We are, as always, presented by UGP & The Bo Store, and if it wasn’t for Rishi and Ryan I might be doing a podcast on how the election might affect environmental regulations in water & wastewater. Our associate sponsors are also key to all of this: HomeSure Lending, Ann Arbor Elder Law, the Residence Inn Ann Arbor Downtown, Michigan Law Grad, Human Element, The Phil Klein Insurance Group, FuegoBox, and Information Entropy.

1. Offense

starts at 1:00

The QB runs were absent and so was the interior run game, which was terrifying because their DL were beating up our OL. Another offense that can't throw more than 15 yards downfield: touch passes sail 20 yards over their receivers.

[The rest of the writeup and the player after The Jump]

2. Defense

starts at 21:59

The 3-3-5 continues to get gashed. Michigan hasn't recruited a cornerback who can run since Ambry Thomas.

3. Basketball & Hot Takes

starts at 37:35

But hey, 5-star recruit. Will Jimmy Howard win a title in the next five years?

4. Around the Big Ten wsg Jamie Mac

starts at 1:00:33

Well it turns out the defense of Minnesota is horrible, Ohio State does horrible things to people, Illinois stayed in a game with their fourth string quarterback, Indiana is a powerhouse now apparently, and oh dear Northwestern-Iowa is some terrible football.

MUSIC:

  • “Stardust"—Willie Nelson
  • “Drunk on the Moon”—Tom Watts
  • “Drown”—Chastity Belt
  • “Across 110th Street”
THE USUAL LINKS:

Kirk Ferentz must be rolling over in his grave.

Comments

NYC Fan3

November 2nd, 2020 at 9:58 AM ^

I agree with Brian and Seth that pretty quickly after the game, I was like oh well.  
I get that you guys have access to the program which prevents you from coming on these podcasts and calling for Jim’s head.  But, isn’t it a bad thing for lifelong fans to just get over a loss like this so quickly as we really aren’t that surprised this would happen under Harbaugh?

Blue and Joe

November 2nd, 2020 at 10:58 AM ^

I wouldn't put it all on bad losses feeling like a normal thing. That is certainly part of it, but you also have to consider the pandemic in the room. We didn't even know if there would be a season at all. There's so much insane shit happening in the world and college football right now. Who even knows if the season will be played to completion. Just hard to let one game ruin your weekend right now.

dragonchild

November 2nd, 2020 at 11:38 AM ^

Yeah, apathy might be harder to cure than rage.  But let's lie down on the couch and pick this apart.

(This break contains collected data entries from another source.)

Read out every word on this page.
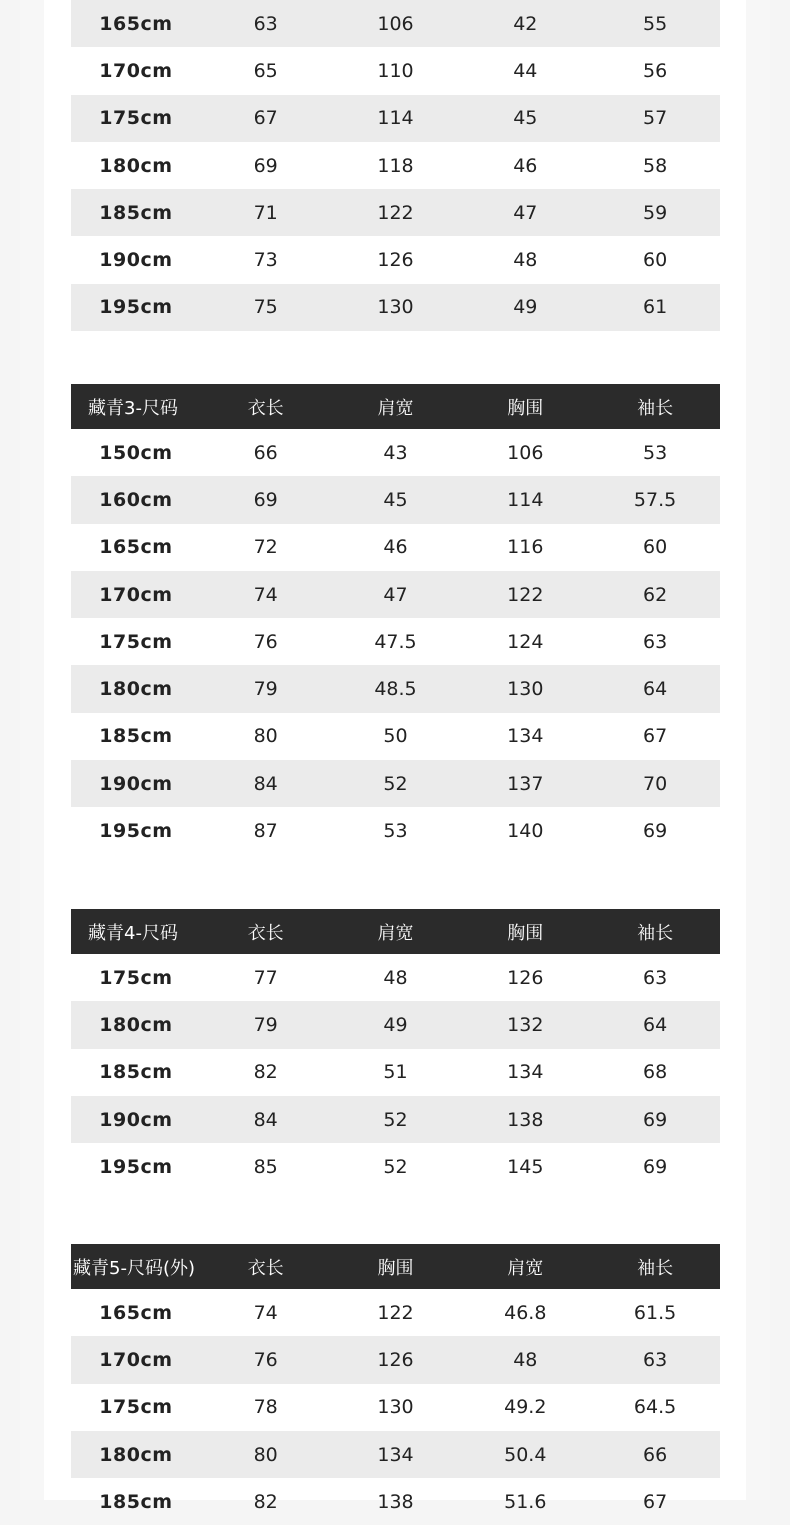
165cm	63	106	42	55
170cm	65	110	44	56
175cm	67	114	45	57
180cm	69	118	46	58
185cm	71	122	47	59
190cm	73	126	48	60
195cm	75	130	49	61
藏青3-尺码	衣长	肩宽	胸围	袖长
150cm	66	43	106	53
160cm	69	45	114	57.5
165cm	72	46	116	60
170cm	74	47	122	62
175cm	76	47.5	124	63
180cm	79	48.5	130	64
185cm	80	50	134	67
190cm	84	52	137	70
195cm	87	53	140	69
藏青4-尺码	衣长	肩宽	胸围	袖长
175cm	77	48	126	63
180cm	79	49	132	64
185cm	82	51	134	68
190cm	84	52	138	69
195cm	85	52	145	69
藏青5-尺码(外)	衣长	胸围	肩宽	袖长
165cm	74	122	46.8	61.5
170cm	76	126	48	63
175cm	78	130	49.2	64.5
180cm	80	134	50.4	66
185cm	82	138	51.6	67
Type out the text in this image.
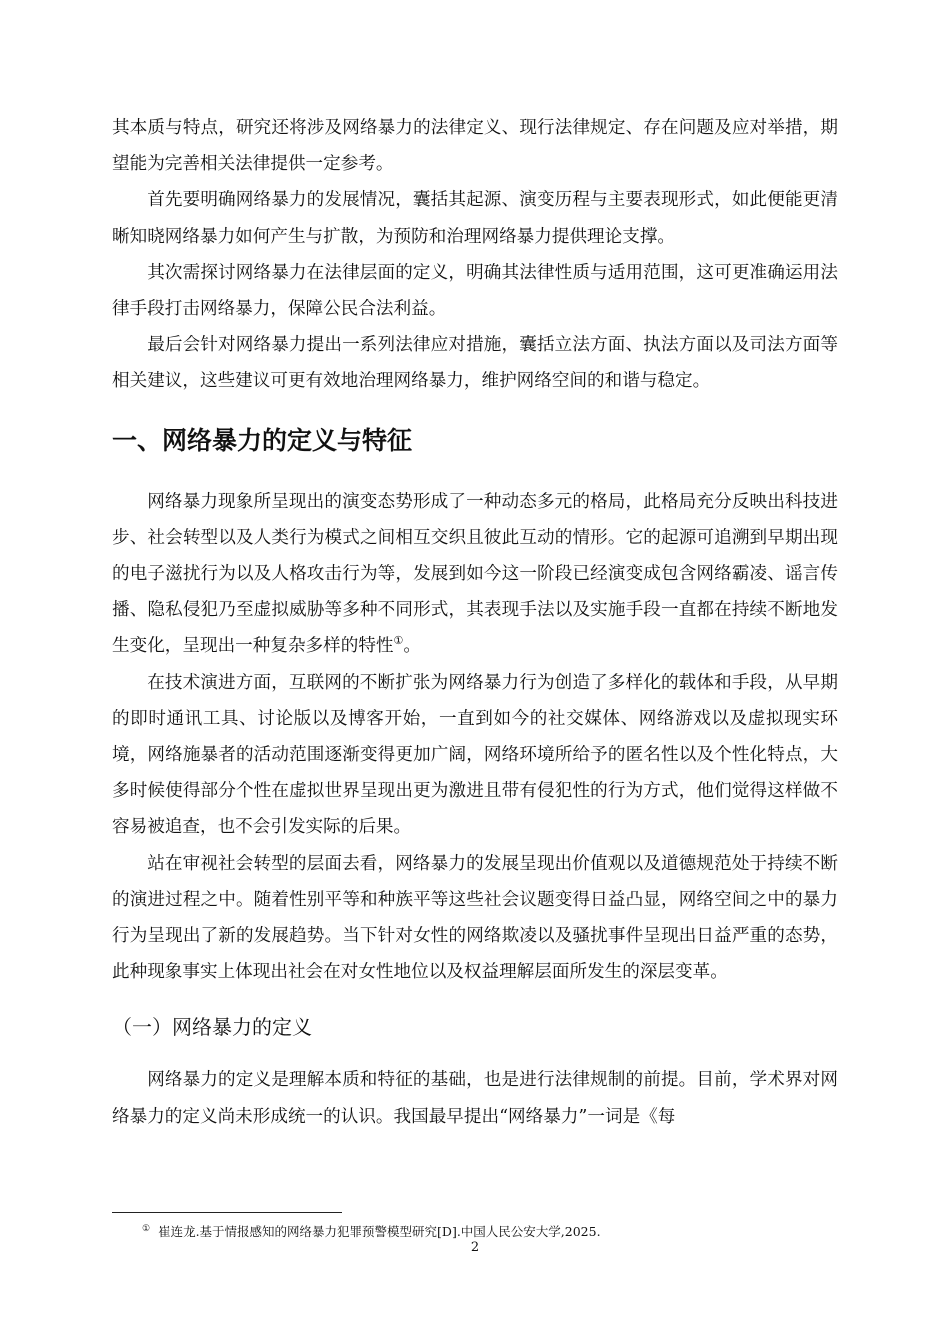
其本质与特点，研究还将涉及网络暴力的法律定义、现行法律规定、存在问题及应对举措，期望能为完善相关法律提供一定参考。

首先要明确网络暴力的发展情况，囊括其起源、演变历程与主要表现形式，如此便能更清晰知晓网络暴力如何产生与扩散，为预防和治理网络暴力提供理论支撑。

其次需探讨网络暴力在法律层面的定义，明确其法律性质与适用范围，这可更准确运用法律手段打击网络暴力，保障公民合法利益。

最后会针对网络暴力提出一系列法律应对措施，囊括立法方面、执法方面以及司法方面等相关建议，这些建议可更有效地治理网络暴力，维护网络空间的和谐与稳定。

一、网络暴力的定义与特征

网络暴力现象所呈现出的演变态势形成了一种动态多元的格局，此格局充分反映出科技进步、社会转型以及人类行为模式之间相互交织且彼此互动的情形。它的起源可追溯到早期出现的电子滋扰行为以及人格攻击行为等，发展到如今这一阶段已经演变成包含网络霸凌、谣言传播、隐私侵犯乃至虚拟威胁等多种不同形式，其表现手法以及实施手段一直都在持续不断地发生变化，呈现出一种复杂多样的特性①。

在技术演进方面，互联网的不断扩张为网络暴力行为创造了多样化的载体和手段，从早期的即时通讯工具、讨论版以及博客开始，一直到如今的社交媒体、网络游戏以及虚拟现实环境，网络施暴者的活动范围逐渐变得更加广阔，网络环境所给予的匿名性以及个性化特点，大多时候使得部分个性在虚拟世界呈现出更为激进且带有侵犯性的行为方式，他们觉得这样做不容易被追查，也不会引发实际的后果。

站在审视社会转型的层面去看，网络暴力的发展呈现出价值观以及道德规范处于持续不断的演进过程之中。随着性别平等和种族平等这些社会议题变得日益凸显，网络空间之中的暴力行为呈现出了新的发展趋势。当下针对女性的网络欺凌以及骚扰事件呈现出日益严重的态势，此种现象事实上体现出社会在对女性地位以及权益理解层面所发生的深层变革。

（一）网络暴力的定义

网络暴力的定义是理解本质和特征的基础，也是进行法律规制的前提。目前，学术界对网络暴力的定义尚未形成统一的认识。我国最早提出“网络暴力”一词是《每

① 崔连龙.基于情报感知的网络暴力犯罪预警模型研究[D].中国人民公安大学,2025.
2
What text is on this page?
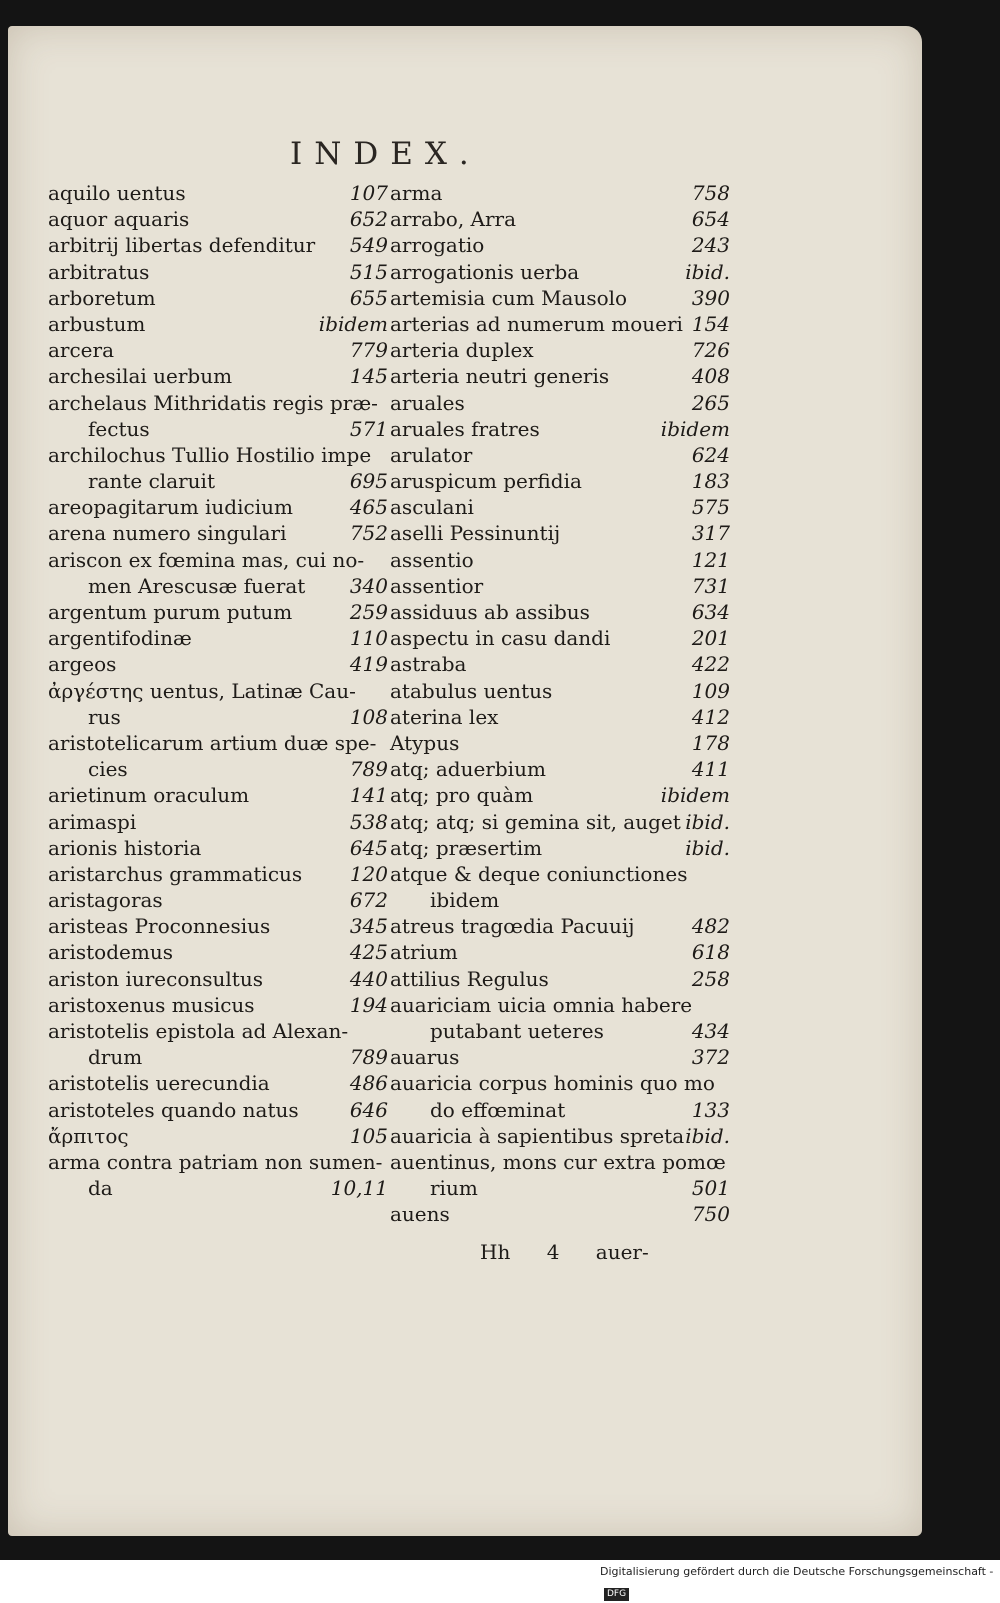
INDEX.
aquilo uentus	107
aquor aquaris	652
arbitrij libertas defenditur 549
arbitratus	515
arboretum	655
arbustum	ibidem
arcera	779
archesilai uerbum	145
archelaus Mithridatis regis præ-
fectus	571
archilochus Tullio Hostilio impe
rante claruit	695
areopagitarum iudicium	465
arena numero singulari	752
ariscon ex fœmina mas, cui no-
men Arescusæ fuerat 340
argentum purum putum	259
argentifodinæ	110
argeos	419
ἀργέστης uentus, Latinæ Cau-
rus	108
aristotelicarum artium duæ spe-
cies	789
arietinum oraculum	141
arimaspi	538
arionis historia	645
aristarchus grammaticus 120
aristagoras	672
aristeas Proconnesius	345
aristodemus	425
ariston iureconsultus	440
aristoxenus musicus	194
aristotelis epistola ad Alexan-
drum	789
aristotelis uerecundia	486
aristoteles quando natus	646
ἄρπιτος	105
arma contra patriam non sumen-
da	10,11
arma	758
arrabo, Arra	654
arrogatio	243
arrogationis uerba	ibid.
artemisia cum Mausolo	390
arterias ad numerum moueri 154
arteria duplex	726
arteria neutri generis	408
aruales	265
aruales fratres	ibidem
arulator	624
aruspicum perfidia	183
asculani	575
aselli Pessinuntij	317
assentio	121
assentior	731
assiduus ab assibus	634
aspectu in casu dandi	201
astraba	422
atabulus uentus	109
aterina lex	412
Atypus	178
atq; aduerbium	411
atq; pro quàm	ibidem
atq; atq; si gemina sit, auget ibid.
atq; præsertim	ibid.
atque & deque coniunctiones
ibidem
atreus tragœdia Pacuuij	482
atrium	618
attilius Regulus	258
auariciam uicia omnia habere
putabant ueteres	434
auarus	372
auaricia corpus hominis quo mo
do effœminat	133
auaricia à sapientibus spreta ibid.
auentinus, mons cur extra pomœ
rium	501
auens	750
Hh 4 auer-
Digitalisierung gefördert durch die Deutsche Forschungsgemeinschaft -DFG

Every fanbase calls for the coach's head after a loss.  Michigan's issues, however, are baffling in their predictability.  We keep getting holes in the roster that are clearly visible from three years out!

Again, we don't need world-beaters.  We just need bodies.  I've tried to make this clear, I don't know if it's such an advanced concept or if people were being obtuse just to troll, but last year we didn't need a Mo Hurst or even a Bryan Mone to shore up the D-line; a Matt Godin or RVB would've made all the difference.  Instead we rolled out Glasgow (NTG) and Mason in clearly desperate moves over a problem they had to have seen coming for years.  We still have Brown rolling out a 3-3-5 and world-class DEs diving into B gaps because our plan was, what, swing for the fences on five-stars and then scramble when that doesn't work?  Yeah we reeled in Smith and Hinton but again, we need bodies at D-line.  Depth.  330 million people in this country, and a household name like Michigan couldn't find the next Matt Godin?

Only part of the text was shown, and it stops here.